On Thu, Jan 26, 2023 at 2:32 AM Ilias Apalodimas
<ilias.apalodimas@xxxxxxxxxx> wrote:
>
> Hi Alexander,
>
> Sorry for being late to the party, was overloaded...
>
> On Tue, Jan 24, 2023 at 07:57:35AM -0800, Alexander H Duyck wrote:
> > On Tue, 2023-01-24 at 16:11 +0200, Ilias Apalodimas wrote:
> > > Hi Felix,
> > >
> > > ++cc Alexander and Yunsheng.
> > >
> > > Thanks for the report
> > >
> > > On Tue, 24 Jan 2023 at 14:43, Felix Fietkau <nbd@xxxxxxxx> wrote:
> > > >
> > > > While testing fragmented page_pool allocation in the mt76 driver, I was able
> > > > to reliably trigger page refcount underflow issues, which did not occur with
> > > > full-page page_pool allocation.
> > > > It appears to me, that handling refcounting in two separate counters
> > > > (page->pp_frag_count and page refcount) is racy when page refcount gets
> > > > incremented by code dealing with skb fragments directly, and
> > > > page_pool_return_skb_page is called multiple times for the same fragment.
> > > >
> > > > Dropping page->pp_frag_count and relying entirely on the page refcount makes
> > > > these underflow issues and crashes go away.
> > > >
> > >
> > > This has been discussed here [1]. TL;DR changing this to page
> > > refcount might blow up in other colorful ways. Can we look closer and
> > > figure out why the underflow happens?
> > >
> > > [1] https://lore.kernel.org/netdev/1625903002-31619-4-git-send-email-linyunsheng@xxxxxxxxxx/
> > >
> > > Thanks
> > > /Ilias
> > >
> > >
> >
> > The logic should be safe in terms of the page pool itself as it should
> > be holding one reference to the page while the pp_frag_count is non-
> > zero. That one reference is what keeps the two halfs in sync as the
> > page shouldn't be able to be freed until we exhaust the pp_frag_count.
>
> Do you remember why we decided to go with the fragment counter instead of
> page references?

The issue has to do with when to destroy the mappings. Basically with
the fragment counter we destroy the mappings and remove the page from
the pool when the count hits 0. The reference count is really used for
the page allocator to do its tracking. If we end up trying to merge
the two the problem becomes one of lifetimes as we wouldn't know when
to destroy the DMA mappings as they would have to live the full life
of the page.

> >
> > To have an underflow there are two possible scenarios. One is that
> > either put_page or free_page is being called somewhere that the
> > page_pool freeing functions should be used.
>
> Wouldn't that affect the non fragmented path as well? IOW the driver that
> works with a full page would crash as well.
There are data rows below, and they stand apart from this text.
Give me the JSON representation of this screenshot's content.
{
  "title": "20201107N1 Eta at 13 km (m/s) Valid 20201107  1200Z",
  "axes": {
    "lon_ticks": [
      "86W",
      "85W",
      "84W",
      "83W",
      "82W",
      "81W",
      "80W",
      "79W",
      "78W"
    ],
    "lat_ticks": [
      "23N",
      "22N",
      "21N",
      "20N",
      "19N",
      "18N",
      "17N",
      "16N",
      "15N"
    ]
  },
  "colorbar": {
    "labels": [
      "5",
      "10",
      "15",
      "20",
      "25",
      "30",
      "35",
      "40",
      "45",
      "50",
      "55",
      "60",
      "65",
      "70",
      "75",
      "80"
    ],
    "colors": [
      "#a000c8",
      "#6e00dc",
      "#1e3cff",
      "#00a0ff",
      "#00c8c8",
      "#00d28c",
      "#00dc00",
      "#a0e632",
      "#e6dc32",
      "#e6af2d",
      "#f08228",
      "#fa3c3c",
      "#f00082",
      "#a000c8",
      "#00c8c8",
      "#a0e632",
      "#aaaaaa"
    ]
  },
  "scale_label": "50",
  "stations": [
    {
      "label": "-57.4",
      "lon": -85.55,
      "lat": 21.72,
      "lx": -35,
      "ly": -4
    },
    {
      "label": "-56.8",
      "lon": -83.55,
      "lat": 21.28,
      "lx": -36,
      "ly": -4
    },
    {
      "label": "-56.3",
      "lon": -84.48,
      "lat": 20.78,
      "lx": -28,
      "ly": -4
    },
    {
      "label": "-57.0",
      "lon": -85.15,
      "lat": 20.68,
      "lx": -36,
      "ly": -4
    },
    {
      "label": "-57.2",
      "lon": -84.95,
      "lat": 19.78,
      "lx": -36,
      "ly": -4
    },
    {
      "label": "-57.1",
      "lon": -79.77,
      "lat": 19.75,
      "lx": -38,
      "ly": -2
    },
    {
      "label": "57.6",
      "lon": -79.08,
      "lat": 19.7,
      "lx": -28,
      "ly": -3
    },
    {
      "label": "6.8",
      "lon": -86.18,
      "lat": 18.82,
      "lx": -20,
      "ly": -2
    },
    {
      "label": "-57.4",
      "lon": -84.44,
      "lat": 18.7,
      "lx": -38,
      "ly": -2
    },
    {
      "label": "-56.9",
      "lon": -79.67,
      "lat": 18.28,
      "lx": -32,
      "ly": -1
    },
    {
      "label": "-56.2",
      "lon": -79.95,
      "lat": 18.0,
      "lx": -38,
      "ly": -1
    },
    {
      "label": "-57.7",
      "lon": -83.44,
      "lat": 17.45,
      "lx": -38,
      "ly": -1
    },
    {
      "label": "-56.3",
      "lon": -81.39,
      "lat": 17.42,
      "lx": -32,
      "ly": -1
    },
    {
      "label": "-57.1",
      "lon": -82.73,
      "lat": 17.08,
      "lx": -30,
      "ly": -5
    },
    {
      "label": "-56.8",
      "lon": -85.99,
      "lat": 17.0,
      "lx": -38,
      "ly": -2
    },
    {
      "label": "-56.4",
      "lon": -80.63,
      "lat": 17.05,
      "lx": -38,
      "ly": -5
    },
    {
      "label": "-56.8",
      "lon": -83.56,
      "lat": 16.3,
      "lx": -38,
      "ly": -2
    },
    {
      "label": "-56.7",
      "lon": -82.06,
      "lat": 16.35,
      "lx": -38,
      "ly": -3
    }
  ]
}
The problem is the non-fragmented path doesn't get as noisy. Also
there aren't currently any wireless drivers making use of the page
pool, or at least that is my understanding. I'm suspecting something
like the issue we saw in 1effe8ca4e34c ("skbuff: fix coalescing for
page_pool fragment recycling"). We likely have some corner case where
we should be taking a page reference and clearing a pp_recycle flag.